The fancy nameplate, the corner office, the enviable salary exact a steep price. Our bosses, or our customers, or our patients, or our shareholders have sky-high expectations of us in return. Meeting those expectations can drain our time and energy to the point where we do little else but work, and in the corners of our day that aren’t spent on the job, we can’t stop thinking about it.

This is why the impossible-to-quantify term “work-life balance” is such an entrenched buzzword. We probably discussed it with the hiring committee during our job interview and were met with nodding heads and reassurances. And then we find ourselves working 65 hour weeks and having to tell our kid that no, we can’t coach the T-ball team this year either.

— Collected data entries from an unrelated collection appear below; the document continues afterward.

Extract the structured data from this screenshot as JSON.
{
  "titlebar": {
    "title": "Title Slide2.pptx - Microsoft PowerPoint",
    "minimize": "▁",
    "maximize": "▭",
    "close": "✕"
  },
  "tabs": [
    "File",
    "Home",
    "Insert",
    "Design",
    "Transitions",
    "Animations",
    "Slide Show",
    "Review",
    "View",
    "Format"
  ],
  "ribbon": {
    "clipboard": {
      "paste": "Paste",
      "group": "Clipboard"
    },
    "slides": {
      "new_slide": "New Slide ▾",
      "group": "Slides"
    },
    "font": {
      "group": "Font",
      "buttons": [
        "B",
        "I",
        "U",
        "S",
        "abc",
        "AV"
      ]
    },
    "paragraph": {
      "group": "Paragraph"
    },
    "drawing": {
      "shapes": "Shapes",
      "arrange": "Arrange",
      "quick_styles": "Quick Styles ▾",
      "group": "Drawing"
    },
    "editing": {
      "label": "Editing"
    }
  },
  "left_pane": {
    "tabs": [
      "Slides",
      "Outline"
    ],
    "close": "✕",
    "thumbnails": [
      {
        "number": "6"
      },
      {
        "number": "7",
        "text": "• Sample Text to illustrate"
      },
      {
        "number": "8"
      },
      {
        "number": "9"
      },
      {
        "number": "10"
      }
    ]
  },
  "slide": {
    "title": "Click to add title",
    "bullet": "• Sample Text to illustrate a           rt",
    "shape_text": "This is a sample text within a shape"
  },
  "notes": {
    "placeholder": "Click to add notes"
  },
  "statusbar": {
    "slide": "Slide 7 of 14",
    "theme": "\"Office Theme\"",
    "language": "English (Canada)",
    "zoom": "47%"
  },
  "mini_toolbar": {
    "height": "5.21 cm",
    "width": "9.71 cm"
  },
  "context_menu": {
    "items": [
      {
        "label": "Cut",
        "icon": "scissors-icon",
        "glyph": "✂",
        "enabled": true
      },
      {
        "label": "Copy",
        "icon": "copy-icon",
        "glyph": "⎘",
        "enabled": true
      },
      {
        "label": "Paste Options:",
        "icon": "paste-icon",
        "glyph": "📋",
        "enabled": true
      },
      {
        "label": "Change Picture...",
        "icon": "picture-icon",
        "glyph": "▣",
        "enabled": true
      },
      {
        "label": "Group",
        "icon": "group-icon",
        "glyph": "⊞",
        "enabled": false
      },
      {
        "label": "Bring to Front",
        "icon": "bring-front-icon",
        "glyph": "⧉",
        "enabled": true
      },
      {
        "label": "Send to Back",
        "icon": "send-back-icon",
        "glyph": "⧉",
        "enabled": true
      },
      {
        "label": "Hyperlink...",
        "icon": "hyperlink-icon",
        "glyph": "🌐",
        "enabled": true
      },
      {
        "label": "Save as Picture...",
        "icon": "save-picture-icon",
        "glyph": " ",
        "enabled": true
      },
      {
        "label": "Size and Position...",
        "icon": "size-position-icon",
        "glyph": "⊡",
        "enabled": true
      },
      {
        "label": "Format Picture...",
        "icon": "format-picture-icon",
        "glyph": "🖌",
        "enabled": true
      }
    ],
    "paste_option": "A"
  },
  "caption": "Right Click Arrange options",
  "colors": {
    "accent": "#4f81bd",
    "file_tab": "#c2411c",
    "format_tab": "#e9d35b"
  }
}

The right job for you is about other people

Being on either side of the hiring process is like speed dating followed by an arranged wedding. Both parties go in with high hopes and a laundry list of what they’re looking for. But there’s never enough time and no way to guarantee things will gel after the commitment is made.

Once the honeymoon period is over (which these days, might last until after lunch on Day 1 of the job)the partnership only works if both sides feel like they’re getting a good deal. That rarely happens through sheer luck. Whatever our field and aspirations, it helps if we know ourselves well and can get our egos to pipe down a little.

What really makes us happy to climb out of our warm beds and head off to work? Obviously, if you’ve invested a fortune in time, money, and education to be, say, an endodontist, you rightfully expect to work in that field. Even so, what’s going to get you through a long day of root canals and dental implants? Your income, yes. Satisfaction in a job well done, sure. But even when things don’t go so well (which I hope, if you’re an endodontist, is extremely rare), the element that makes your day is the people you work with.

Relationships are the key

Even if you’re an introvert who works from home — even if you’re a writer, an extreme case if ever there was one — what keeps you going against the slings and arrows of working life is other people. They may be right there next to you in the surgical suite or only appear as talking heads on Zoom or part of a Slack channel, but if you’re happy in your work, or at least committed to it, you have people whom you don’t want to let down.

Multiple studies show that soldiers in combat are less motivated to fight for a cause than they are for their comrades in arms. These are the people they trust to look out for them no matter what. Soldiers aren’t so much willing to die for a flag as they are for a buddy.

Most occupations are not as poised on the brink of survival, but the principle remains. All jobs have their rough days. All contain some moments that make us wish we could have stayed in bed. After all, that’s why they call it work.

But if you’ve got people around you who you care about, respect, and enjoy, then even under tough conditions you’ll keep showing up. It’s other people who provide those intangibles — satisfaction, recognition, respect, and appreciation — that make work worthwhile.

So don’t worry so much about the dream role. Find out who else is in the cast.

6 Comments

  1. Would that all jobseekers would read and inwardly digest your last sentence. As someone who spent nearly 30 years in the the executive search business – less elegantly called headhunting – I know whereof you speak!

  2. Wonderful words of wisdom, Jan. I was so lucky that for 31 years, I worked with people I cared about, respected, and enjoyed.

  3. Yes, indeed! I had to leave a job I truly loved because my new supervisor turned out to be a sociopath. I got great advice from the HR director: “Jobs are like real estate. You can have a bad house in a great neighborhood, or a great house in a bad neighborhood.” So… I moved out.

    • That’s a great simile. Maybe jobs are a mix of dating AND real estate. Also, sometimes, parenting. All the high-stakes stuff! And I know from experience that a bad boss can poison an otherwise dreamy job.